Sector 135 vs the Southern Logic
When read alongside Sectors 164, 165, and 166, the contrast is stark:
| Sector | Role | Outcome |
|---|---|---|
| 164 | Floodplain protected | Safe, undeveloped, functional |
| 165 | Industrial corridor | Delayed but structured |
| 166 | Human settlement zone | Future-ready |
| 135 | Floodplain urbanised | Repeated crisis |
Sector 135 did not fail because it lacked infrastructure.
It failed because it ignored what the land was for.
Final Take
Sector 135 is not misunderstood.
It is misused.
It stands as a reminder that cities cannot negotiate with rivers — only respect them.
While southern Noida learned restraint through Sectors 164–166,
Sector 135 absorbed the cost of learning late.
In Noida’s expressway story, this is the chapter where development ran faster than planning — and the river caught up.

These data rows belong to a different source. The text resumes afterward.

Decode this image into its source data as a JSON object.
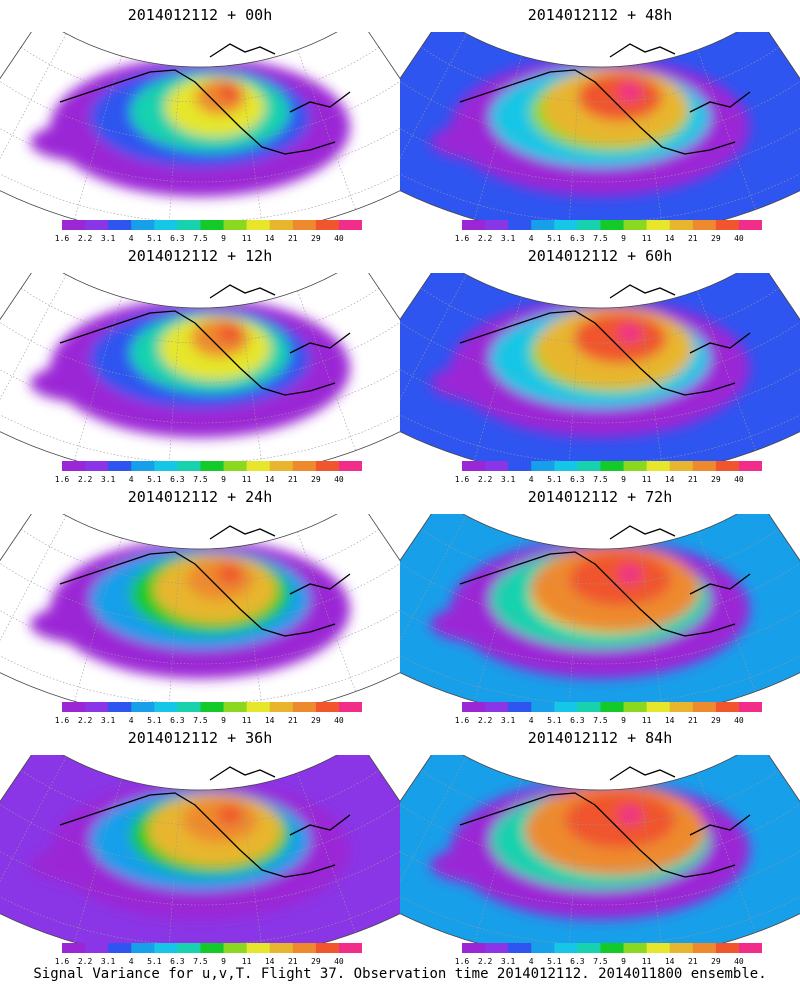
{
  "chart_data": {
    "type": "heatmap",
    "field": "",
    "colorbar": {
      "ticks": [
        "1.6",
        "2.2",
        "3.1",
        "4",
        "5.1",
        "6.3",
        "7.5",
        "9",
        "11",
        "14",
        "21",
        "29",
        "40"
      ],
      "colors": [
        "#9b26d6",
        "#8a36e6",
        "#2f55f0",
        "#189fea",
        "#16c6e6",
        "#18d2ae",
        "#14c92a",
        "#8ad820",
        "#e6e62a",
        "#e8b62e",
        "#ee8a2e",
        "#f0552e",
        "#f02e8a"
      ]
    },
    "panels": [
      {
        "title": "2014012112 + 00h",
        "lead_hours": 0
      },
      {
        "title": "2014012112 + 48h",
        "lead_hours": 48
      },
      {
        "title": "2014012112 + 12h",
        "lead_hours": 12
      },
      {
        "title": "2014012112 + 60h",
        "lead_hours": 60
      },
      {
        "title": "2014012112 + 24h",
        "lead_hours": 24
      },
      {
        "title": "2014012112 + 72h",
        "lead_hours": 72
      },
      {
        "title": "2014012112 + 36h",
        "lead_hours": 36
      },
      {
        "title": "2014012112 + 84h",
        "lead_hours": 84
      }
    ],
    "caption": "Signal Variance for u,v,T. Flight 37. Observation time 2014012112. 2014011800 ensemble."
  }
}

⬡⬡⬡⬡⬡⬡⬡⬡⬡⬡⬡⬡⬡⬡⬡⬡⬡⬡⬡⬡⬡⬡⬡⬡⬡⬡⬡⬡⬡⬡⬡⬡⬡⬡⬡⬡⬡⬡⬡⬡⬡⬡⬡⬡⬡⬡⬡⬡⬡⬡⬡⬡⬡⬡⬡⬡⬡
If Sector 164 shows restraint, :- Sector 164, Noida- The Sector That Chose Water Over Concrete
and Sector 166 shows preparation,Sector 166, Noida: The City’s Missing Human Layer Between Water and Industry
Sector 135 shows consequence.
This is how cities learn — by paying for what they ignore.